Framework and Methodology

Key Techniques

WHALE is primarily defined by two pivotal techniques: behavior-conditioning and retracing-rollout.

1. Behavior-conditioning: This technique mitigates the policy distribution shift, a primary contributor to generalization error in world models. It enables the model to adaptively recognize and adjust to policy-induced distribution shifts by embedding behavioral patterns within the latent space.
2. Retracing-rollout: This is a novel approach to uncertainty estimation. It circumvents the need for computationally expensive model ensembles by using retracing actions that leverage the action space's semantic structure, significantly enhancing uncertainty quantification in simulated rollouts.

Implementation: Whale-ST and Whale-X

• Whale-ST: Built upon a spatial-temporal transformer (ST-transformer) architecture, this model ensures scalable and efficient training by reducing computational demands. Whale-ST is evaluated for its capability in maintaining high fidelity in video generation and accurate value estimation in simulated environments like Meta-World.

  Figure 1: Overall architecture of Whale-ST. The behavior-conditioning model encodes observation and action subsequences into behavior embedding $z_i$, then passed to the dynamics model with observation tokens to predict the next tokens $\hat x_{i+1}.$

• Whale-X: With 414M parameters, Whale-X is pre-trained on the Open X-Embodiment dataset, demonstrating substantial potential in scaling and generalizability. This model includes a more comprehensive architecture enabling finer adaptability and efficiency across diverse real-world tasks, showcasing notable OOD generalization ability with minimal demonstration data.

Experimental Analysis

Simulated and Real-World Evaluation

• Simulated Tasks: Extensive tests on the Meta-World benchmark reveal Whale-ST's superior performance in both video fidelity and value estimation metrics compared to baseline models like FitVid and DreamerV3. The model shows about 18% improvement in reducing value estimation errors, underscoring its enhanced generalization capabilities when behavior-conditioning is included.
• Real-World Tasks: Deployments on the ARX5 robotic platform for unseen tasks demonstrate Whale-X's viability in OOD generalization. Pre-trained on internet-scale data, it shows significant improvement in consistency rates, evidenced by a 63% increase over models lacking behavior-conditioning.

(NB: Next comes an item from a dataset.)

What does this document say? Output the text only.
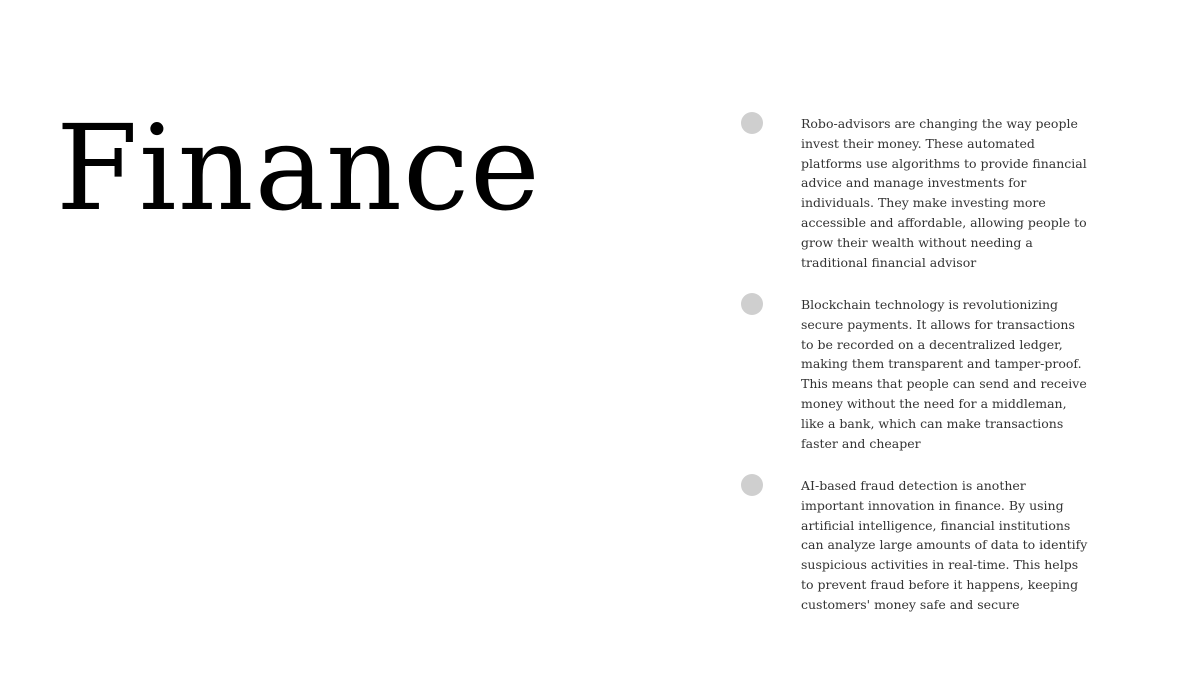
Finance	Robo-advisors are changing the way people invest their money. These automated platforms use algorithms to provide financial advice and manage investments for individuals. They make investing more accessible and affordable, allowing people to grow their wealth without needing a traditional financial advisor

Blockchain technology is revolutionizing secure payments. It allows for transactions to be recorded on a decentralized ledger, making them transparent and tamper-proof. This means that people can send and receive money without the need for a middleman, like a bank, which can make transactions faster and cheaper

AI-based fraud detection is another important innovation in finance. By using artificial intelligence, financial institutions can analyze large amounts of data to identify suspicious activities in real-time. This helps to prevent fraud before it happens, keeping customers' money safe and secure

  Figure 2: Physical robot evaluation on unseen scenarios showing the consistency rate and the tasks used for testing. Whale-X exhibits strong generalization in unseen scenarios.

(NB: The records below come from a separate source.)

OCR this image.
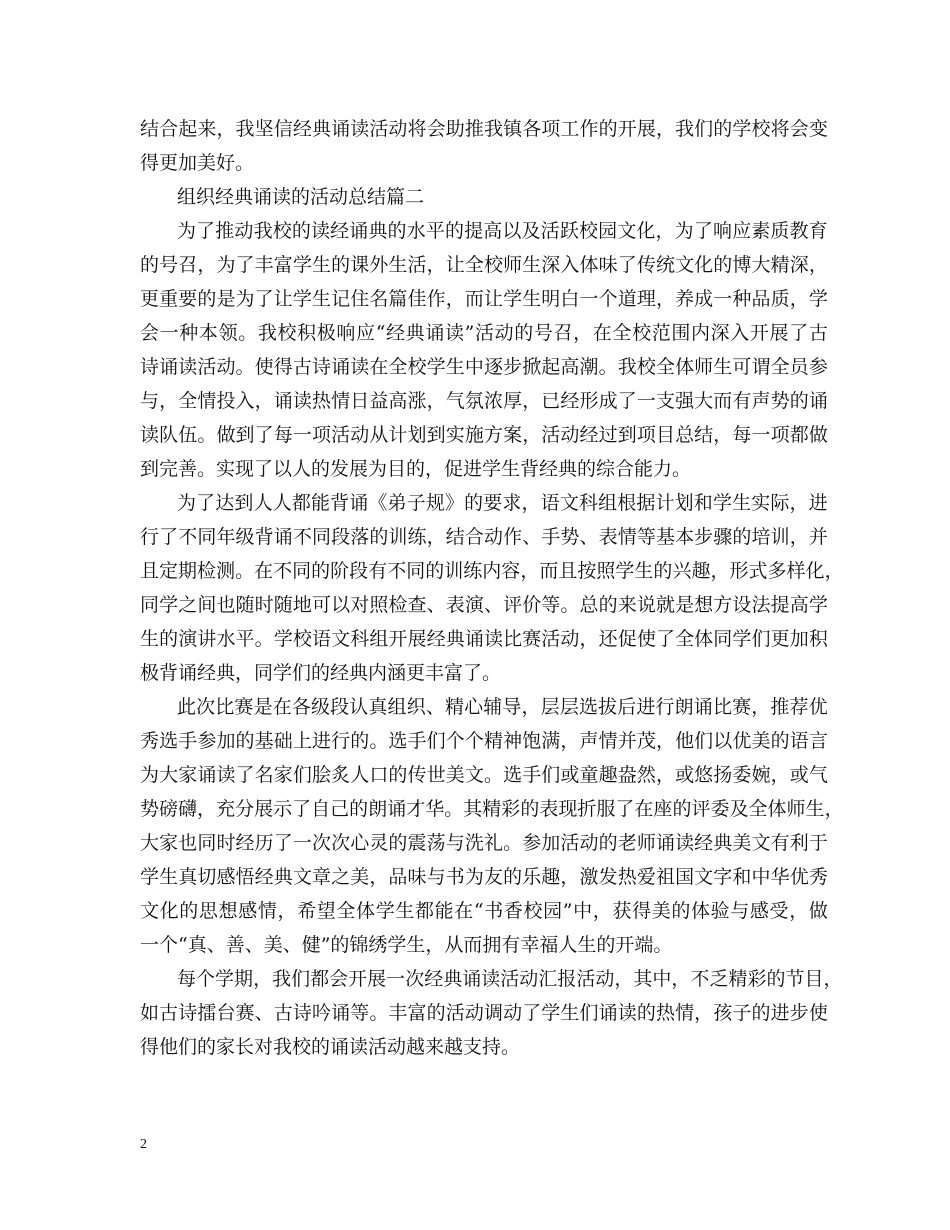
结 合 起 来 ， 我 坚 信 经 典 诵 读 活 动 将 会 助 推 我 镇 各 项 工 作 的 开 展 ， 我 们 的 学 校 将 会 变
得更加美好。
组织经典诵读的活动总结篇二
为 了 推 动 我 校 的 读 经 诵 典 的 水 平 的 提 高 以 及 活 跃 校 园 文 化 ， 为 了 响 应 素 质 教 育
的 号 召 ， 为 了 丰 富 学 生 的 课 外 生 活 ， 让 全 校 师 生 深 入 体 味 了 传 统 文 化 的 博 大 精 深 ，
更 重 要 的 是 为 了 让 学 生 记 住 名 篇 佳 作 ， 而 让 学 生 明 白 一 个 道 理 ， 养 成 一 种 品 质 ， 学
会 一 种 本 领 。 我 校 积 极 响 应 “ 经 典 诵 读 ” 活 动 的 号 召 ， 在 全 校 范 围 内 深 入 开 展 了 古
诗 诵 读 活 动 。 使 得 古 诗 诵 读 在 全 校 学 生 中 逐 步 掀 起 高 潮 。 我 校 全 体 师 生 可 谓 全 员 参
与 ， 全 情 投 入 ， 诵 读 热 情 日 益 高 涨 ， 气 氛 浓 厚 ， 已 经 形 成 了 一 支 强 大 而 有 声 势 的 诵
读 队 伍 。 做 到 了 每 一 项 活 动 从 计 划 到 实 施 方 案 ， 活 动 经 过 到 项 目 总 结 ， 每 一 项 都 做
到完善。实现了以人的发展为目的，促进学生背经典的综合能力。
为 了 达 到 人 人 都 能 背 诵 《 弟 子 规 》 的 要 求 ， 语 文 科 组 根 据 计 划 和 学 生 实 际 ， 进
行 了 不 同 年 级 背 诵 不 同 段 落 的 训 练 ， 结 合 动 作 、 手 势 、 表 情 等 基 本 步 骤 的 培 训 ， 并
且 定 期 检 测 。 在 不 同 的 阶 段 有 不 同 的 训 练 内 容 ， 而 且 按 照 学 生 的 兴 趣 ， 形 式 多 样 化 ，
同 学 之 间 也 随 时 随 地 可 以 对 照 检 查 、 表 演 、 评 价 等 。 总 的 来 说 就 是 想 方 设 法 提 高 学
生 的 演 讲 水 平 。 学 校 语 文 科 组 开 展 经 典 诵 读 比 赛 活 动 ， 还 促 使 了 全 体 同 学 们 更 加 积
极背诵经典，同学们的经典内涵更丰富了。
此 次 比 赛 是 在 各 级 段 认 真 组 织 、 精 心 辅 导 ， 层 层 选 拔 后 进 行 朗 诵 比 赛 ， 推 荐 优
秀 选 手 参 加 的 基 础 上 进 行 的 。 选 手 们 个 个 精 神 饱 满 ， 声 情 并 茂 ， 他 们 以 优 美 的 语 言
为 大 家 诵 读 了 名 家 们 脍 炙 人 口 的 传 世 美 文 。 选 手 们 或 童 趣 盎 然 ， 或 悠 扬 委 婉 ， 或 气
势 磅 礴 ， 充 分 展 示 了 自 己 的 朗 诵 才 华 。 其 精 彩 的 表 现 折 服 了 在 座 的 评 委 及 全 体 师 生 ，
大 家 也 同 时 经 历 了 一 次 次 心 灵 的 震 荡 与 洗 礼 。 参 加 活 动 的 老 师 诵 读 经 典 美 文 有 利 于
学 生 真 切 感 悟 经 典 文 章 之 美 ， 品 味 与 书 为 友 的 乐 趣 ， 激 发 热 爱 祖 国 文 字 和 中 华 优 秀
文 化 的 思 想 感 情 ， 希 望 全 体 学 生 都 能 在 “ 书 香 校 园 ” 中 ， 获 得 美 的 体 验 与 感 受 ， 做
一个“真、善、美、健”的锦绣学生，从而拥有幸福人生的开端。
每 个 学 期 ， 我 们 都 会 开 展 一 次 经 典 诵 读 活 动 汇 报 活 动 ， 其 中 ， 不 乏 精 彩 的 节 目 ，
如 古 诗 擂 台 赛 、 古 诗 吟 诵 等 。 丰 富 的 活 动 调 动 了 学 生 们 诵 读 的 热 情 ， 孩 子 的 进 步 使
得他们的家长对我校的诵读活动越来越支持。
2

Scalability and Efficiency

The scalability of Whale-X is validated through experiments demonstrating the benefits of increasing both model capacity and pre-training data size. Larger models and data sets consistently lead to reduced training loss, marking a log-linear relationship that suggests clear guidance for designing larger scaled models.

Figure 3: Scaling experiment results of Whale-X. Shows significant relationship between training loss and parameters indicating effective scaling.

Implications and Future Directions

The WHALE framework, supported by its implementation in Whale-ST and Whale-X, provides significant advancements towards scalable and generalizable world models. The introduction of techniques like behavior-conditioning and retracing-rollout sets a foundation for future explorations in adaptive and robust decision-making systems in AI. Future work should aim to incorporate diverse data sources to further enhance generalization capabilities and address challenges in real-time uncertainty estimation. The integration of pre-existing contextual and domain-specific knowledge into data-driven models may open new avenues for research, promoting broader generalization and applicability across varied decision-making contexts.

In conclusion, WHALE represents a critical step in advancing the scalability and robustness of world models, potentially transforming their role in embodied AI systems navigating complex real-world environments.